Ah, la 6ème! Le collège, les nouveaux profs, et surtout... le fameux cahier d'histoire! On s'en souvient tous, non? C'est un peu comme le premier jour d'un régime : plein de bonnes intentions, puis ça part en cacahuète au bout d'une semaine (ou deux, soyons optimistes!).
Et qui dit cahier d'histoire, dit... page de garde! Le moment solennel où l'on doit faire preuve de créativité. Un peu comme se déguiser pour Halloween, sauf que là, c'est pour impressionner Madame Dubois, la prof d'histoire qui, soyons honnêtes, a déjà tout vu.
Personnellement, mes pages de garde de 6ème, c'était un mélange de gribouillis préhistoriques (des mammouths qui ressemblaient plus à des gros chiens) et de tentative désespérée de copier les hiéroglyphes égyptiens. C'était plus proche d'un sketch des Monty Python que d'une fresque digne du Louvre, mais bon, l'intention était là!

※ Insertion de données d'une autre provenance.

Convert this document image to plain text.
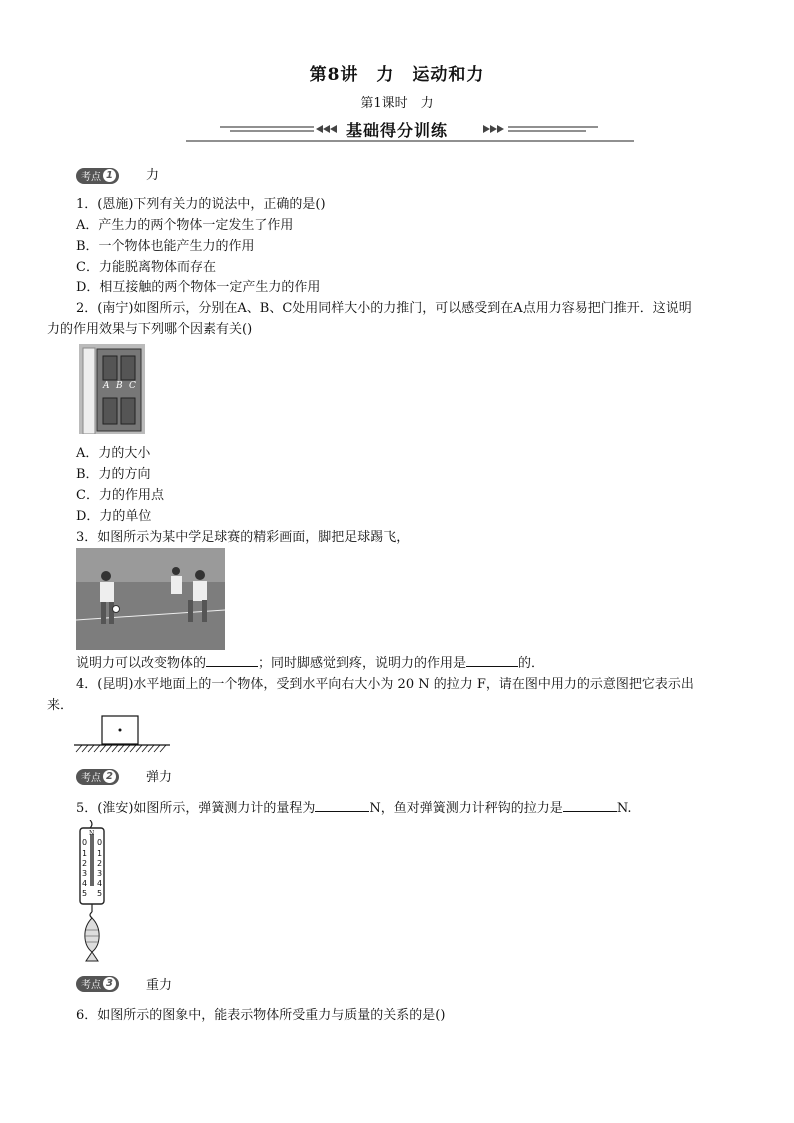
第8讲　力　运动和力
第1课时　力
基础得分训练
考点 1	力
1．(恩施)下列有关力的说法中，正确的是()
A．产生力的两个物体一定发生了作用
B．一个物体也能产生力的作用
C．力能脱离物体而存在
D．相互接触的两个物体一定产生力的作用
2．(南宁)如图所示，分别在A、B、C处用同样大小的力推门，可以感受到在A点用力容易把门推开．这说明
力的作用效果与下列哪个因素有关()
A B C
A．力的大小
B．力的方向
C．力的作用点
D．力的单位
3．如图所示为某中学足球赛的精彩画面，脚把足球踢飞，
说明力可以改变物体的	；同时脚感觉到疼，说明力的作用是	的．
4．(昆明)水平地面上的一个物体，受到水平向右大小为 20 N 的拉力 F，请在图中用力的示意图把它表示出
来．
考点 2	弹力
5．(淮安)如图所示，弹簧测力计的量程为	N，鱼对弹簧测力计秤钩的拉力是	N.
N
0
1
2
3
4
5
0
1
2
3
4
5
考点 3	重力
6．如图所示的图象中，能表示物体所受重力与质量的关系的是()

Mais pourquoi se casser la tête avec ces dessins? Eh bien, c'est un peu comme mettre un emoji qui pleure de rire à la fin d'un texto : ça donne le ton. La page de garde, c'est la carte de visite de ton cahier. Ça dit: "Hé, regardez! Je suis motivé(e) et prêt(e) à remonter le temps! (Enfin, peut-être...)".
On a tous connu la panique de la page blanche. Le cahier tout neuf, l'odeur du papier, et là... rien. Le vide intersidéral. C'est un peu comme être devant un buffet à volonté et ne pas savoir quoi choisir en premier. Tu sais que tu dois faire quelque chose, mais l'inspiration est aux abonnés absents!

Et les idées, parlons-en! Entre les châteaux forts plus bancals qu'une table IKEA mal montée et les portraits de Louis XIV qui ressemblaient plus à mon oncle Gérard après un barbecue, c'était souvent un festival de maladresses. Mais c'est ça qui est beau, non? C'est l'imperfection qui rend les choses uniques. Un peu comme un pull tricoté par mamie, c'est pas forcément parfait, mais c'est fait avec amour (enfin, on espère!).
Le mot "Histoire", lui aussi, méritait son heure de gloire. Écrit en lettres gothiques dignes d'un film d'horreur, avec des effets de relief à base de Stabilo, il était là, fièrement affiché. On aurait dit le logo d'un groupe de métal symphonique, mais c'était juste pour dire qu'on allait étudier Clovis et Charlemagne.

Et puis, il y avait la course à la page de garde la plus originale. On piquait des idées à droite à gauche, on s'inspirait des copains, on recyclait des motifs de l'année précédente... C'était un peu comme un concours de déguisements, sauf qu'au lieu de gagner un sac de bonbons, on gagnait... eh bien, rien, en fait. Mais la fierté d'avoir une belle page de garde, ça n'a pas de prix!
Alors, si vous croisez un jour un cahier d'histoire de 6ème avec une page de garde improbable, souriez! C'est le témoignage d'une époque révolue, celle des stylos 4 couleurs, des cartables trop lourds et des premiers amours au collège. Une époque où la créativité était parfois un peu maladroite, mais toujours sincère. Et ça, c'est précieux!